Guest column: Trouble is brewing if B.C. treaty process dies
Sophie Pierre, chief commissioner of the B.C. Treaty Commission, says the commission process should be shut down but only after she serves a requested one-year extension of her contract. This is so sad for so many reasons, the major being the huge cost of this admitted failure.
I am not speaking just about the billions of dollars already spent on this betrayal of trust and mutual respect, I am speaking about the cost that we will all have to pay if land claims and treaties are not resolved soon in B.C.
The B.C. treaty process was the result of a 150-year struggle by B.C. Indians. It was negotiated and created on the strength of the March 1983 amendment to Canada's then new Constitution, following supportive court cases and a more positive public attitude toward the plight of Indians. The obvious background was the Oka confrontation and the general unrest and militancy among Indians.
Then-prime minister Brian Mulroney and Tom Siddon, his able minister of Indian affairs, deserve credit for working with the B.C. Indian leadership of the day to pressure the B.C. government to join the process. Educated and motivated by the First Nations Congress leadership, the B.C. business community applied the final pressure on Bill Vander Zalm's government to change B.C.'s century-old policy of land-claims denial.

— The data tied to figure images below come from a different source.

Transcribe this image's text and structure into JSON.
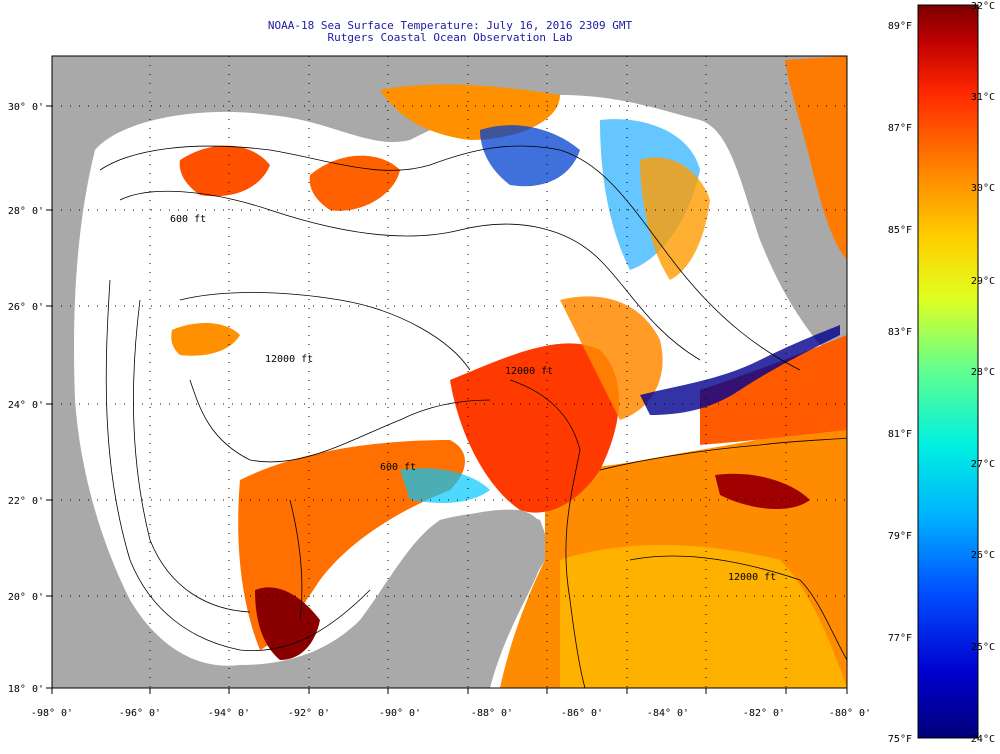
{
  "header": {
    "title_line1": "NOAA-18 Sea Surface Temperature:  July 16, 2016 2309 GMT",
    "title_line2": "Rutgers Coastal Ocean Observation Lab"
  },
  "map": {
    "lon_labels": [
      "-98° 0'",
      "-96° 0'",
      "-94° 0'",
      "-92° 0'",
      "-90° 0'",
      "-88° 0'",
      "-86° 0'",
      "-84° 0'",
      "-82° 0'",
      "-80° 0'"
    ],
    "lat_labels": [
      "18° 0'",
      "20° 0'",
      "22° 0'",
      "24° 0'",
      "26° 0'",
      "28° 0'",
      "30° 0'"
    ],
    "contour_labels": [
      "600 ft",
      "12000 ft",
      "12000 ft",
      "600 ft",
      "12000 ft"
    ]
  },
  "colorbar": {
    "celsius_labels": [
      "32°C",
      "31°C",
      "30°C",
      "29°C",
      "28°C",
      "27°C",
      "26°C",
      "25°C",
      "24°C"
    ],
    "fahrenheit_labels": [
      "89°F",
      "87°F",
      "85°F",
      "83°F",
      "81°F",
      "79°F",
      "77°F",
      "75°F"
    ],
    "colors": [
      "#00007a",
      "#0000d0",
      "#0050ff",
      "#00b0ff",
      "#00f0e0",
      "#60ff90",
      "#e0ff20",
      "#ffd000",
      "#ff8000",
      "#ff2800",
      "#c00000",
      "#7a0000"
    ]
  }
}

It seemed that the needs of all the parties were about to be accommodated. Ottawa needed B.C. to be involved in the land-claims process. The Indians needed a mechanism to resolve their outstanding claims and the business community required certainty of land title and jurisdiction.
Nineteen principles were negotiated as the foundation of this process. A tripartite commission was established to be "The Keeper of the Process."
A level playing field of negotiations with three equal parties was prescribed. Mulroney had insisted upon a $125-million policy, research and development fund to allow the Indians to prepare their claims. He also insisted on a repayable loan portion of 10 per cent. The future seemed bright.
Sadly, a change of leadership among Indians, unprepared provincial involvement and the long domination of the Department of Indian Affairs killed the process in its infancy. Many Indian groups signed letters of intent and borrowed money to begin "the negotiations," but the $125-million fund disappeared and the loan-repayment portion was hiked to 80 per cent.
Indian Affairs created the Federal Treaty Negotiation office and manned it with their senior bureaucrats, who knew how to control Indians. They actually went so far as to train "negotiators," who would become the chief negotiators for native nations. Indian Affairs was bound and determined to sabotage the process and did.
The province shares blame for the failure as they had no idea what they were doing from the start and mimicked the federal government. Both groups have no real mandates or vision. The possibility of creative solutions is restricted by the dictate that Indian aspirations must be forced into the little square boxes of federal and provincial regulations, the same ones that created the huge problems that still get worse in Indian communities.
Indians are not blameless. The First Nations Summit has provided no leadership. Instead they seem enamoured with federal and provincial programs when they are not jetting off to Ottawa, New York, Geneva and, more recently, China.
They have provided no independent political strength and have allowed the B.C. treaty process to wither on the vine by electing commissioners content to simply collect their honorariums.
The B.C. government is pushing interim measures, which is an attempt to placate Indians, who have lined up for quick handouts instead of demanding and achieving aboriginal title and self-government. Much of this has been made worse by the ever-increasing mass of lawyers and consultants who enrich themselves through the process.
Our new premier, Christy Clark, talks about development, particularly of mines on Indian land, as a solution to B.C.'s economic woes. One would think that we have had enough history to realize there are no magic solutions. All too often, election posturing replaces well reasoned strategies about how we can move forward on these issues.
The B.C. treaty process must be made to work. The premier can help by simply dictating to her negotiators an expanded, creative mandate for all parties at the negotiating table. DIA should be removed from the process and we must re-commit to the 19 principles.
The alternative is to allow the frustration to build among Indian and non-Indian people in B.C. Already we see new court cases that can tie up development for years and unrest that is flowing from land-title uncertainty.
We have a simple choice: We can settle Indian land claims now or later at 1,000 times the expense.
Every B.C. citizen has a basic stake in the just resolution of aboriginal title and treaty grievances. We do not need another Oka or the continuing feeding frenzy at the trough of Indian suffering.
Hemas Kla-Lee-Lee-Kla, Chief Bill Wilson, a lawyer and chief of the Kwawkgewlth people, helped set up the B.C. treaty commission process.